I love the presentation of a beautiful turkey at the table. Yet carving takes time. You can carve and plate the turkey right before serving to make it more convenient.  The best way to do this is to:

  • Remove the legs and thighs and cut through the bone that connects them.
  • Remove the wings and separate them at the joints.
  • Remove the wishbone and cut away to remove both breasts.
  • Slice the thigh meat.
  • Slice the breast meat, cutting it at an angle against the grain.
  • Arrange the turkey pieces and slices on a serving platter with fresh herbs and roasted vegetables for a great presentation.

My tip if you need more help

Since 1981 the folks at Butterball Turkey have staffed a Turkey Talk Line with food experts who can help answer any turkey question you might have.
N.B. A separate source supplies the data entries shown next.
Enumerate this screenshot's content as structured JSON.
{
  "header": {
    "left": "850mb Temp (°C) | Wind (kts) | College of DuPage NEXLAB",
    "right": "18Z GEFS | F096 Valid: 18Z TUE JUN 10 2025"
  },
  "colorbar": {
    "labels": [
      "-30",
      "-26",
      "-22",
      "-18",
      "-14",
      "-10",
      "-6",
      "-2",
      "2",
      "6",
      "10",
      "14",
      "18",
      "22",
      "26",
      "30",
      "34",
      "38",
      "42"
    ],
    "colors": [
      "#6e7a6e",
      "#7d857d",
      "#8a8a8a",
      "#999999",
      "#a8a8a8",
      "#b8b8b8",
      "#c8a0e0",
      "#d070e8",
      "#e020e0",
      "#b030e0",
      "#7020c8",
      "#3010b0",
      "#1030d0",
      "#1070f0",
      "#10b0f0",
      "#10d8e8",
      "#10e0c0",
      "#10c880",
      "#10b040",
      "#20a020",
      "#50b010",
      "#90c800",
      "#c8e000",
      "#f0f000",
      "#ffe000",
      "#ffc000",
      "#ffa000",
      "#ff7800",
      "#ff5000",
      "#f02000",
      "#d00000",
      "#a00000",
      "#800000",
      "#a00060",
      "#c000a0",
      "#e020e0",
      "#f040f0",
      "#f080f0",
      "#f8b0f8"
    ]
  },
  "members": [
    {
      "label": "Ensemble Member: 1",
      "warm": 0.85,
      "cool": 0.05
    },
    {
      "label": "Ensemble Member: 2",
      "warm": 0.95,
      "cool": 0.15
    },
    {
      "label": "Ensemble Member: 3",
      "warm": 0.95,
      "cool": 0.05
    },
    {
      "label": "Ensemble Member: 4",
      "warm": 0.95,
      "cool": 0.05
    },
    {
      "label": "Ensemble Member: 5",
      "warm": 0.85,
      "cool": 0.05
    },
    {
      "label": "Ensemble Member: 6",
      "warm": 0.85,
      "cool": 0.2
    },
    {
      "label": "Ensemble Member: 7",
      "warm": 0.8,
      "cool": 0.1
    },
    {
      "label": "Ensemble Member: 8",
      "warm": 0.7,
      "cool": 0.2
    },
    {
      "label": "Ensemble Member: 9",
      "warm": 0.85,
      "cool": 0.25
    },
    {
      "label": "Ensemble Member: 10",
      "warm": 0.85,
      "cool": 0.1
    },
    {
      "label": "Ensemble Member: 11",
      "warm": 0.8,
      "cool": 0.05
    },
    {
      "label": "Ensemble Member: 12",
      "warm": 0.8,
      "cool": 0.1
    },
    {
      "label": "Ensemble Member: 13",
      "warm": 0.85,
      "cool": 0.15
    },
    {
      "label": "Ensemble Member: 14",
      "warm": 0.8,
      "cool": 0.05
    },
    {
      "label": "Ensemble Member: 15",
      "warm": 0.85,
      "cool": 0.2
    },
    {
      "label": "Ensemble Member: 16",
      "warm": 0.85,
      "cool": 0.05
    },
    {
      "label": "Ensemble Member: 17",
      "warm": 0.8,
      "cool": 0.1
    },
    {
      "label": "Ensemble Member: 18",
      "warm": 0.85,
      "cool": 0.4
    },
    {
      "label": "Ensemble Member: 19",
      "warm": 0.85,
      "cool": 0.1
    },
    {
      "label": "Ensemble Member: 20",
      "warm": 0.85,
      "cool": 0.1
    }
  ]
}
You can call them at 1-800-BUTTERBALL (800)288-8372 or visit their site at http://www.butterball.com/contact-us for information on their hours of operation and how you can chat, text or communicate with them about all your turkey questions via social media.

Time to make that turkey

*I like Kristin’s suggestion to make your own Indian or Moroccan inspired turkey seasoning. Here’s an easy mix I created you might want to give a try. Feel free to tweak this rustic blend and add additional ingredients if you like.  Double the recipe if you think you many need more seasoning mix. I recommend you rub the surface of the turkey with olive oil before you season your bird. In a bowl whisk together:
1 tablespoon sea salt
1 teaspoon garlic powder
1 teaspoon ground thyme
1 teaspoon turmeric
1/2 teaspoon paprika
½ teaspoon cumin
½ teaspoon sugar

The folks at Ralphs have shared an easy recipe to help you make your turkey moist and delicious.  There are so many other great recipes on their site as well. Make sure to visit  them at https://www.ralphs.com/recipes and see what’s there. Have a Happy Thanksgiving my foodie friends. [Note: this is not a sponsored post]

Easy Thanksgiving Turkey

  • Servings: 10 to 14
  • Difficulty: easy
  • Print

Recipe courtesy of Ralphs.

Ingredients

1 turkey (14 lbs.)
½ cup unsalted butter, softened
1 clove garlic, peeled and minced
5 cloves garlic, peeled and whole
1 small onion, cut in quarters
salt
ground black pepper
1 poultry bundle (thyme, rosemary, sage, oregano, parsley)

Directions

  1. Preheat oven to 325°F.
  2. Rinse turkey and pat dry.
  3. Combine butter, 1 minced clove garlic, 1 teaspoon salt, and ½ teaspoon pepper. Carefully spread the butter mixture between the skin and meat of the turkey, trying not to tear the skin. Sprinkle outside of the turkey and the cavity with additional salt and pepper.
  4. Stuff turkey cavity with onion, garlic cloves and poultry bundle.
  5. Truss the legs and place the turkey in a roasting pan.
  6. Roast for about 3 hours, basting with pan juices every 30 minutes. Cook until the internal temperature is about 170°F when thermometer is inserted into the meaty part of the breast.
  7. Remove from oven. Rest for 15-20 minutes before carving.